Вначале почти весь город оставался погружен в темноту: устрашенные ворданаи задули лампы и свечи в домах в надежде, что так их минует гнев Конкордата. Впрочем, даже и в этой темноте тут и там мелькали островки огней. Примыкавшее к Университету Дно представляло собой сплошную полосу света. В тавернах и питейных заведениях под доброй сотней разноцветных вымпелов студенты и богема всех мастей кричали и бранились, пили и разбивали стаканы о стены.

Они все сильнее расходились с каждой вестью о новых зверствах, подлинных и порожденных чьей–то фантазией. Больше дюжины женщин подверглось насилию в Старом городе. Два десятка священников Свободной церкви искалечены за богохульство (с точки зрения Элизиума). Полсотни хладнокровно застрелено в трущобах Канав. Еще несколько сот агентов Конкордата направляются в город… нет, на самом деле это борелгайские наемники, собранные банками и одетые в черные шинели, а в Вордан их тайно переправил Последний Герцог ради укрепления своих позиций… да нет же, это мурнскаи, Черные священники, их послали изничтожить еретиков под корень.

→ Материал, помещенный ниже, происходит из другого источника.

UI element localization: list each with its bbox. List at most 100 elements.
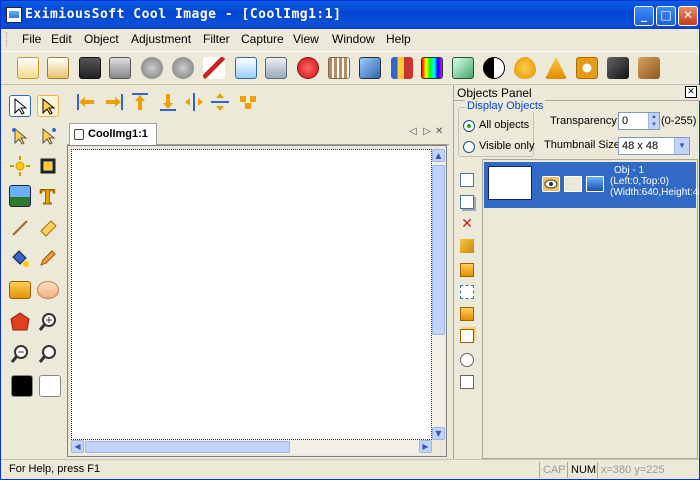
menu-object[interactable]: Object: [84, 32, 119, 46]
open-file-icon[interactable]: [47, 57, 69, 79]
eraser-icon[interactable]: [37, 217, 59, 239]
duplicate-icon[interactable]: [460, 195, 474, 209]
align-left-icon[interactable]: [75, 91, 97, 113]
scroll-up-icon[interactable]: ▲: [432, 149, 445, 162]
vertical-scrollbar[interactable]: ▲ ▼: [432, 149, 445, 440]
minimize-button[interactable]: _: [634, 6, 654, 26]
visible-only-label[interactable]: Visible only: [479, 140, 534, 152]
center-vertical-icon[interactable]: [209, 91, 231, 113]
tab-close-button[interactable]: ✕: [435, 126, 443, 137]
select-frame-icon[interactable]: [37, 95, 59, 117]
app-icon[interactable]: [6, 7, 22, 23]
crop-icon[interactable]: [37, 155, 59, 177]
spin-down-icon[interactable]: ▼: [648, 121, 659, 129]
distribute-icon[interactable]: [237, 91, 259, 113]
align-right-icon[interactable]: [103, 91, 125, 113]
list-item[interactable]: Obj - 1 (Left:0,Top:0) (Width:640,Height…: [484, 162, 699, 208]
chevron-down-icon[interactable]: ▼: [674, 138, 689, 154]
line-icon[interactable]: [9, 217, 31, 239]
scroll-left-icon[interactable]: ◀: [71, 440, 84, 453]
center-horizontal-icon[interactable]: [183, 91, 205, 113]
objects-list[interactable]: Obj - 1 (Left:0,Top:0) (Width:640,Height…: [482, 159, 698, 459]
scroll-down-icon[interactable]: ▼: [432, 427, 445, 440]
tab-next-button[interactable]: ▷: [423, 126, 431, 137]
picture-icon[interactable]: [9, 185, 31, 207]
vertical-scroll-thumb[interactable]: [432, 165, 445, 335]
transparency-input[interactable]: 0 ▲ ▼: [618, 112, 660, 130]
send-back-icon[interactable]: [460, 285, 474, 299]
drop-icon[interactable]: [514, 57, 536, 79]
grid-icon[interactable]: [328, 57, 350, 79]
redo-icon[interactable]: [172, 57, 194, 79]
foreground-color-icon[interactable]: [11, 375, 33, 397]
horizontal-scroll-thumb[interactable]: [85, 441, 290, 453]
tab-prev-button[interactable]: ◁: [409, 126, 417, 137]
scissors-icon[interactable]: [460, 239, 474, 253]
menu-filter[interactable]: Filter: [203, 32, 230, 46]
zoom-icon[interactable]: [37, 343, 59, 365]
menu-adjustment[interactable]: Adjustment: [131, 32, 191, 46]
delete-object-icon[interactable]: ✕: [460, 217, 474, 231]
undo-icon[interactable]: [141, 57, 163, 79]
puzzle-icon[interactable]: [638, 57, 660, 79]
menu-capture[interactable]: Capture: [241, 32, 284, 46]
menu-file[interactable]: File: [22, 32, 41, 46]
all-objects-radio[interactable]: [463, 120, 475, 132]
ellipse-icon[interactable]: [37, 281, 59, 299]
thumbnail-size-select[interactable]: 48 x 48 ▼: [618, 137, 690, 155]
menu-window[interactable]: Window: [332, 32, 375, 46]
image-icon[interactable]: [359, 57, 381, 79]
lock-icon[interactable]: [564, 176, 582, 192]
zoom-in-icon[interactable]: [37, 311, 59, 333]
image-canvas[interactable]: [71, 149, 432, 440]
document-tab[interactable]: CoolImg1:1: [69, 123, 157, 145]
move-up-icon[interactable]: [460, 307, 474, 321]
menu-help[interactable]: Help: [386, 32, 411, 46]
magic-select-icon[interactable]: [37, 125, 59, 147]
sun-icon[interactable]: [9, 155, 31, 177]
visible-only-radio[interactable]: [463, 141, 475, 153]
transform-icon[interactable]: [452, 57, 474, 79]
fill-icon[interactable]: [9, 247, 31, 269]
maximize-button[interactable]: □: [656, 6, 676, 26]
menu-edit[interactable]: Edit: [51, 32, 72, 46]
ring-icon[interactable]: [576, 57, 598, 79]
all-objects-label[interactable]: All objects: [479, 119, 529, 131]
align-top-icon[interactable]: [129, 91, 151, 113]
move-down-icon[interactable]: [460, 329, 474, 343]
scroll-right-icon[interactable]: ▶: [419, 440, 432, 453]
text-icon[interactable]: T: [37, 185, 59, 210]
new-file-icon[interactable]: [17, 57, 39, 79]
delete-icon[interactable]: [297, 57, 319, 79]
align-bottom-icon[interactable]: [157, 91, 179, 113]
menu-view[interactable]: View: [293, 32, 319, 46]
rotate-icon[interactable]: [460, 353, 474, 367]
contrast-icon[interactable]: [483, 57, 505, 79]
polygon-icon[interactable]: [9, 311, 31, 333]
cut-icon[interactable]: [203, 57, 225, 79]
print-icon[interactable]: [109, 57, 131, 79]
rectangle-icon[interactable]: [9, 281, 31, 299]
zoom-out-icon[interactable]: [9, 343, 31, 365]
warning-icon[interactable]: [545, 57, 567, 79]
title-bar[interactable]: EximiousSoft Cool Image - [CoolImg1:1] _…: [1, 1, 699, 29]
close-button[interactable]: ✕: [678, 6, 698, 26]
eye-icon[interactable]: [542, 176, 560, 192]
select-arrow-icon[interactable]: [9, 95, 31, 117]
properties-icon[interactable]: [460, 375, 474, 389]
color-palette-icon[interactable]: [421, 57, 443, 79]
copy-icon[interactable]: [235, 57, 257, 79]
cube-icon[interactable]: [607, 57, 629, 79]
save-icon[interactable]: [79, 57, 101, 79]
paste-icon[interactable]: [265, 57, 287, 79]
chart-icon[interactable]: [391, 57, 413, 79]
panel-close-icon[interactable]: ✕: [685, 86, 697, 98]
background-color-icon[interactable]: [39, 375, 61, 397]
spin-up-icon[interactable]: ▲: [648, 113, 659, 121]
bring-front-icon[interactable]: [460, 263, 474, 277]
new-object-icon[interactable]: [460, 173, 474, 187]
object-size: (Width:640,Height:4: [610, 187, 699, 198]
pencil-icon[interactable]: [37, 247, 59, 269]
horizontal-scrollbar[interactable]: ◀ ▶: [71, 440, 432, 454]
lasso-icon[interactable]: [9, 125, 31, 147]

В другом конце города, в Доках, горела еще россыпь огней. Вначале она была невелика, но как раскаляются угли, почуяв живительное дыхание кузнечных мехов, так и они разгорались все ярче. Их становилось все больше, и ручейки огня текли по лабиринту кривых улочек и проулков, огибая рыбные лавки и склады, тянулись вдоль реки и заполняли площади. Там были факелы — сотни факелов, свечи сальные и восковые, горящие головни и фонари с выпуклым стеклом. Ручейки слились в поток, и, придя в движение, он медленно, но неотвратимо двинулся к Речному тракту и далее на восток вдоль берега — туда, где поднимался Великий Мост.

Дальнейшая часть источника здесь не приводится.